Funded by The Donkey Sanctuary, this is the first study to examine a donkey’s ability to endure cooler, wetter climates. The research showed that while horses can cope well with gloomy weather, most donkeys will seek out shelter under a light breeze, if it starts to rain, or when temperatures drop below 14 degrees.
Dr Faith Burden, director, research and operational support at The Donkey Sanctuary says:
"It is interesting to see such a disparity in shelter seeking behaviour between the two species. Of particular relevance to our work at The Donkey Sanctuary, this research validates our long-held belief that donkeys need shelter from inclement weather.”
Although the study's findings support many of the long-standing care practices at The Donkey Sanctuary, it also turned over some surprises.

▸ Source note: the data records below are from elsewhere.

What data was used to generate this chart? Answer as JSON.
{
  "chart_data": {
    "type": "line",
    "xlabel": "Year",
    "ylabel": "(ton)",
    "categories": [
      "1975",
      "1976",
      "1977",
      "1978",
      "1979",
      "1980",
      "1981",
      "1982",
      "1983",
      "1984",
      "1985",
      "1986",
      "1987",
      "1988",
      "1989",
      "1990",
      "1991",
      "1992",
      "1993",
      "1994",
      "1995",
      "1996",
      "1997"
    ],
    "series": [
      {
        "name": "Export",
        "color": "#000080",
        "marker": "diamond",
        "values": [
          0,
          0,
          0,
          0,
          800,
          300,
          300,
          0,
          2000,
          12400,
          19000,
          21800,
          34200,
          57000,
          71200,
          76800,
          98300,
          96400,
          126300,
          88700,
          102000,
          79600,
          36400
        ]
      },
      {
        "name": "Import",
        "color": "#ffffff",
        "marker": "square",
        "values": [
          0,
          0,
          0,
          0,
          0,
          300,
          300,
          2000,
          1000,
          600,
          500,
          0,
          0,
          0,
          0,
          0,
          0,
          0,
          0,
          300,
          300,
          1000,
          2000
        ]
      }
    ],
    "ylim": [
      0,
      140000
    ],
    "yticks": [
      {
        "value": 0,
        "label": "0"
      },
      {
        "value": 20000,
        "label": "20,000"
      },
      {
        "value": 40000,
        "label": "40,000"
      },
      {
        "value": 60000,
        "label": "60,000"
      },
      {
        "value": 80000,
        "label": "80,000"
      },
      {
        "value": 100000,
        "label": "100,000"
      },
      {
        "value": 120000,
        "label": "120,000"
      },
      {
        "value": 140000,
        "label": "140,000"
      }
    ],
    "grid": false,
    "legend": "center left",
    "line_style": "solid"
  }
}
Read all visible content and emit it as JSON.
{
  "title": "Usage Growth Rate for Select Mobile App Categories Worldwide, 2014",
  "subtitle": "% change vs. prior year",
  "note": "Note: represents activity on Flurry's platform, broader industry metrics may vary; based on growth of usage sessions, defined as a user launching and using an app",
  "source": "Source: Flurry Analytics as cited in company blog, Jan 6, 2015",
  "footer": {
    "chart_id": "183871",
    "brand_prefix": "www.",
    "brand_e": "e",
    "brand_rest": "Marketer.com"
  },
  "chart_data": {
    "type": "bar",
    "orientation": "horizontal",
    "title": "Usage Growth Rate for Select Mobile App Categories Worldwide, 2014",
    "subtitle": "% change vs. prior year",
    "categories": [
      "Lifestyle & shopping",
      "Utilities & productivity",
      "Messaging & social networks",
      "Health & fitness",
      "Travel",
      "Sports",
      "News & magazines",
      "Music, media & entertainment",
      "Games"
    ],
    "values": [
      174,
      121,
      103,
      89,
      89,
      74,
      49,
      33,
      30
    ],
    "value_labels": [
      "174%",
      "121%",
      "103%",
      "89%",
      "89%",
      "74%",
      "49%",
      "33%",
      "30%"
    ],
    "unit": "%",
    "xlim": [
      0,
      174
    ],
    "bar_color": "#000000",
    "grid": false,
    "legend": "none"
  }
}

“What we didn’t necessarily anticipate finding was the horses’ preference to be sheltered from insects in the sunny summer months. With summer and ‘fly season’ just around the corner, it is clear that each species requires shelter at different times and for different reasons.”
Interestingly, when insect harassment rose, horses went inside and donkeys went outside. Given that insect harassment increases at higher temperatures, this shows that donkeys’ natural preference for the warm outdoors can even supersede the discomfort of insects.
Given that the donkey is often painted as a hardy, trusty animal of burden, the notion that even a light breeze can send them to shelter may come as a surprise to many.
Dr Leanne Proops, equine behaviour expert at the University of Portsmouth, gives an insight into the evolutionary history of donkeys that can help unpack such a challenge to these expectations.
"Horses are thought to have been domesticated in the temperate regions of Eurasia, while domestic donkeys originated from the African wild ass in semi-arid regions of Northeast Africa. This means that horses tend to be better adapted to the temperate climate of the UK, whereas donkeys are better suited to hotter, drier climates.
“We hope these findings can be used by those who care for either species to better protect them from conditions they’re not suited to.”
Understanding donkeys' evolutionary story, then, should have a real impact on how we care for them in the present day.
Dr Burden concluded: “We would encourage all equine owners to consider providing appropriate shelter to their animals throughout the year so that they can choose when they use it - giving donkeys the ability to manage their own needs."